Ukraine is similarly mentioned when Trump accuses Biden and his family of receiving bribes or participating in unethical business dealings with Ukrainian businesses. No mention is made of the threat Russia could pose to Ukraine or the international order.

Instead, China was the country that both debates focused on — which makes sense, given the pandemic was still the predominant story of the age. But neither the candidates nor the moderators consider the larger geopolitical challenge China was already posing: exerting influence on regional allies, threatening Taiwan, and challenging the US in trade, industrial production, and technology.

It’s useful to recognize and embrace uncertainty

To look back at these moments in the last two Biden-Trump face-offs is to see three lessons. First, the world has a curious way of being chaotic and uncertain in ways that are difficult — often impossible — to anticipate. The biggest stories of the day may fade from memory a few years down the line, and we wouldn’t know which remain important until time had passed.

The second lesson is forward-looking — about embracing uncertainty with humility. New threats and challenges can arise in a matter of weeks. At this point in 2020, Trump had not yet gotten Covid. The pandemic would only get worse. All of our polling was way off, and we didn’t know it. We couldn’t anticipate how long it would take to count every vote, and we couldn’t imagine a president would try to stop the peaceful transfer of power, refuse to concede, or attempt a coup.

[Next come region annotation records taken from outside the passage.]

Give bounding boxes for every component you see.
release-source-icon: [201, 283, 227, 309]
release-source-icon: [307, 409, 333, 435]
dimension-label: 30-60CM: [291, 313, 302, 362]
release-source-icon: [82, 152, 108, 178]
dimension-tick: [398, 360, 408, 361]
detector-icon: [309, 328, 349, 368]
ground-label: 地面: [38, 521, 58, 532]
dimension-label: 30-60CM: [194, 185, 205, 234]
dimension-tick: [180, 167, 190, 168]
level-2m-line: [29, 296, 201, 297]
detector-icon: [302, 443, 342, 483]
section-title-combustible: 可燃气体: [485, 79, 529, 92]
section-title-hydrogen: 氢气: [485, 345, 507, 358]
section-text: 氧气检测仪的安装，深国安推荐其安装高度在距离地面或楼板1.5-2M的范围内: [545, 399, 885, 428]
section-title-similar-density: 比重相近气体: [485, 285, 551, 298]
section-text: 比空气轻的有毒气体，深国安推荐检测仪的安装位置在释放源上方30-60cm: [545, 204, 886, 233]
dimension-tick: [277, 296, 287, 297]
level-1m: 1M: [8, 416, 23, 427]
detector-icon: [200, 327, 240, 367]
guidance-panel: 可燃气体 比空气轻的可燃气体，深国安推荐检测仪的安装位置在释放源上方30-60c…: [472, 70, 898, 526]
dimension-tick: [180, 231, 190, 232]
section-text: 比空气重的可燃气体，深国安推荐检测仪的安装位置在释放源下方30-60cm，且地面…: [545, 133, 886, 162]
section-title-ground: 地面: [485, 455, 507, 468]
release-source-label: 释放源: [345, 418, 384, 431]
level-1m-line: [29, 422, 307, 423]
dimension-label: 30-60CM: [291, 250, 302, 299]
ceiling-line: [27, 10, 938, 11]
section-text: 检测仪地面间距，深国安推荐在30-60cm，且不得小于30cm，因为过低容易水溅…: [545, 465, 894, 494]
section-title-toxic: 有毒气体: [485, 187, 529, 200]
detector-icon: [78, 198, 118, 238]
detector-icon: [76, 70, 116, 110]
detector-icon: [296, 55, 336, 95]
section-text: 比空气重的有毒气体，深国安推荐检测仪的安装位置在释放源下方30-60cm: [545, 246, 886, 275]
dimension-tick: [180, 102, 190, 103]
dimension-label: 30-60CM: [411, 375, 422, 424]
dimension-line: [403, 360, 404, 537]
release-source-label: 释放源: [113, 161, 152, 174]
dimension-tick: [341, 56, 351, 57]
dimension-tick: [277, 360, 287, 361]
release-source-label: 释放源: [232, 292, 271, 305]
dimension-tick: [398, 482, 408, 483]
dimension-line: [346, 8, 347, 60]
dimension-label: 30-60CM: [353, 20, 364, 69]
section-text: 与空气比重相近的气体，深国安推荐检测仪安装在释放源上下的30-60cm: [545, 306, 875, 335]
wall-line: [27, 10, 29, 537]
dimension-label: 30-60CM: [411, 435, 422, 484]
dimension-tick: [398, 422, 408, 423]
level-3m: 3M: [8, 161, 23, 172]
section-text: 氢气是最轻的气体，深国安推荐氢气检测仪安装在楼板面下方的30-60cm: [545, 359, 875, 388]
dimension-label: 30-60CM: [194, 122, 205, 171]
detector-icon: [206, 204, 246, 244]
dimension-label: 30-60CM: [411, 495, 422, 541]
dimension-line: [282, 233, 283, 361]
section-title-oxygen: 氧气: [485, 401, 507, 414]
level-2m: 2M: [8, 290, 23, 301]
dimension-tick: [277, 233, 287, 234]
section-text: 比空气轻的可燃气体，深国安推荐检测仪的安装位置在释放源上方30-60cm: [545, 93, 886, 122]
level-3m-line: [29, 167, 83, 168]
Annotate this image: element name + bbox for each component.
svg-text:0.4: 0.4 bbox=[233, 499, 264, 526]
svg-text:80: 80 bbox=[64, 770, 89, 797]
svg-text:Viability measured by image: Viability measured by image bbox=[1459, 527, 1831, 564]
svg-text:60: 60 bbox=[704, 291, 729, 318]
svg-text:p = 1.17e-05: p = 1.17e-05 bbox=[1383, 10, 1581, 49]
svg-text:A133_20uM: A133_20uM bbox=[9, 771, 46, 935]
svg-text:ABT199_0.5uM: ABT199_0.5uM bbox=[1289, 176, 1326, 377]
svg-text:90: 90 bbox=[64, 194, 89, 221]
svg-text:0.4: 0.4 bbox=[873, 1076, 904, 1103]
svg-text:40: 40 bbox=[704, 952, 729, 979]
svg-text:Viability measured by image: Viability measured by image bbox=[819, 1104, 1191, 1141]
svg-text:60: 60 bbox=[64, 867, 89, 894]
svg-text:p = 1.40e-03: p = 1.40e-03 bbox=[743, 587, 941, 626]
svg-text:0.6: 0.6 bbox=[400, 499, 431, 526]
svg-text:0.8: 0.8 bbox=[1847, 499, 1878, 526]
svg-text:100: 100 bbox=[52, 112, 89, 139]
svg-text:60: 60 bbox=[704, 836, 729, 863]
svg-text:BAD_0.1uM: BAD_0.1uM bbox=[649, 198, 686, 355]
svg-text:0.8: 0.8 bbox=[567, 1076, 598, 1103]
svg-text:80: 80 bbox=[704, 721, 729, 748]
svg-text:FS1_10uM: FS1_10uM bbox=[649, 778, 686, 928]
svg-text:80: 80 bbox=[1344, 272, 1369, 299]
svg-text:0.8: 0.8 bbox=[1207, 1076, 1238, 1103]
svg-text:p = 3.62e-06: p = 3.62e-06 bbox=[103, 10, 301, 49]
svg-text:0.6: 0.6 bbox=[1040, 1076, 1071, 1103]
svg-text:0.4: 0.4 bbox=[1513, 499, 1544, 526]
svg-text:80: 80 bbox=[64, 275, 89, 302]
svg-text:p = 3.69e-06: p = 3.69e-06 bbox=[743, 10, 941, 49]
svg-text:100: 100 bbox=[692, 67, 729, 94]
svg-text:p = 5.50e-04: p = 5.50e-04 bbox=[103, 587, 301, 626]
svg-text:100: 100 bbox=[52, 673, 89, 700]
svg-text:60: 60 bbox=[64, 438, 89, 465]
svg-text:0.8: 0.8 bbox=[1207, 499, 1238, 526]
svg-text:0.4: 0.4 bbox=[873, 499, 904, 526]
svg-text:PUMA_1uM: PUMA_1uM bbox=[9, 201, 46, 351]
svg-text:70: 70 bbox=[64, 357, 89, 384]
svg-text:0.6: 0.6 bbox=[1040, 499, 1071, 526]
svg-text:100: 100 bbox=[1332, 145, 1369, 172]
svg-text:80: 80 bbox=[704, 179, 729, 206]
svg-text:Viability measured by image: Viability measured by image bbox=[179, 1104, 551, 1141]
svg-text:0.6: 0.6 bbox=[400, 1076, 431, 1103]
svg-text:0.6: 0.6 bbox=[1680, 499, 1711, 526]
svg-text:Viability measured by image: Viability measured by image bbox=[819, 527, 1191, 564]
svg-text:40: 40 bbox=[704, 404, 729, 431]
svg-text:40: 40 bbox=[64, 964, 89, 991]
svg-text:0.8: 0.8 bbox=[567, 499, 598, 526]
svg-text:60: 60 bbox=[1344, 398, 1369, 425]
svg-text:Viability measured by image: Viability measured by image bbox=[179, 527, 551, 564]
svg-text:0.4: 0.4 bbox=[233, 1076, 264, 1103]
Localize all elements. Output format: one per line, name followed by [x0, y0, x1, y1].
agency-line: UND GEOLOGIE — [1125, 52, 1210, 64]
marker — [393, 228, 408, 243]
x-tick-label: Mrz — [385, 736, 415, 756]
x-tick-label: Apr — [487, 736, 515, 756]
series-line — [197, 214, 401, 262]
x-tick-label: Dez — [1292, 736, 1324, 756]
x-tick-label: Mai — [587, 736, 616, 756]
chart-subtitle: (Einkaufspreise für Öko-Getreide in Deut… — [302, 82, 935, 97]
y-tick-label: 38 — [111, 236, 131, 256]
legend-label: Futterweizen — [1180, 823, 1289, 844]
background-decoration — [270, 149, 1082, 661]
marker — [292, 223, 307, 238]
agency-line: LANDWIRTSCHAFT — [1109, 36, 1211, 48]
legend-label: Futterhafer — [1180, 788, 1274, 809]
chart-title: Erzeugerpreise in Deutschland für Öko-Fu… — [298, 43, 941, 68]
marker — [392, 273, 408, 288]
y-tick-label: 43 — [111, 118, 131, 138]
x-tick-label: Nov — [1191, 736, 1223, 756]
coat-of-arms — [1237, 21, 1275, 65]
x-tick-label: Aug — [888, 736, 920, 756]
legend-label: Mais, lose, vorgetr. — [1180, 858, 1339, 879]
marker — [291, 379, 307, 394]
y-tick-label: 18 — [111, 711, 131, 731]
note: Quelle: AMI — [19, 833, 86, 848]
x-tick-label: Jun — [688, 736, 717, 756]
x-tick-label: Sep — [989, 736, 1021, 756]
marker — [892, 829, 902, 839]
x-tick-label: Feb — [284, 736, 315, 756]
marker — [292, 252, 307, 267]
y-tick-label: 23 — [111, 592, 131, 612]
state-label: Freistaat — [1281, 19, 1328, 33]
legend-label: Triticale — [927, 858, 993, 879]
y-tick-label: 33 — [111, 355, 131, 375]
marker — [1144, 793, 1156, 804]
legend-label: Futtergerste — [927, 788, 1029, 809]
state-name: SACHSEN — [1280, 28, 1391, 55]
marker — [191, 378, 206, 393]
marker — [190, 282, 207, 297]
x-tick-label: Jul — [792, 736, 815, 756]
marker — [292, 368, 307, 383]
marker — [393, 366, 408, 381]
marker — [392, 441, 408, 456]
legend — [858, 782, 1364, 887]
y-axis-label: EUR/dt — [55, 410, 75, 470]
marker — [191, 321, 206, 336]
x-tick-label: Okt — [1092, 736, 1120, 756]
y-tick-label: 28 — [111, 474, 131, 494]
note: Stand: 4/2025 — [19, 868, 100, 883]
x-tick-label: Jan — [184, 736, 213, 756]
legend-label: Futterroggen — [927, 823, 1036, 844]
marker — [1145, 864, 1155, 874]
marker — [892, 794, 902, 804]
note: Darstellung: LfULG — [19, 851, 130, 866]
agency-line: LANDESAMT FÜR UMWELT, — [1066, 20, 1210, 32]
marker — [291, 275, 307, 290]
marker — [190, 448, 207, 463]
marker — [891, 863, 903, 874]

Third, both of these conclusions offer a lesson on how to view the candidates. Presidents and their administrations end up dealing with a plethora of problems we can’t foresee. They are forced to adapt and deal with crises as they arise, and the problems they discuss at debates aren’t necessarily the ones they will face in office.

So as we head into the first debate of 2024, watch with a careful eye. There’s only so much we know right now. But things can always change.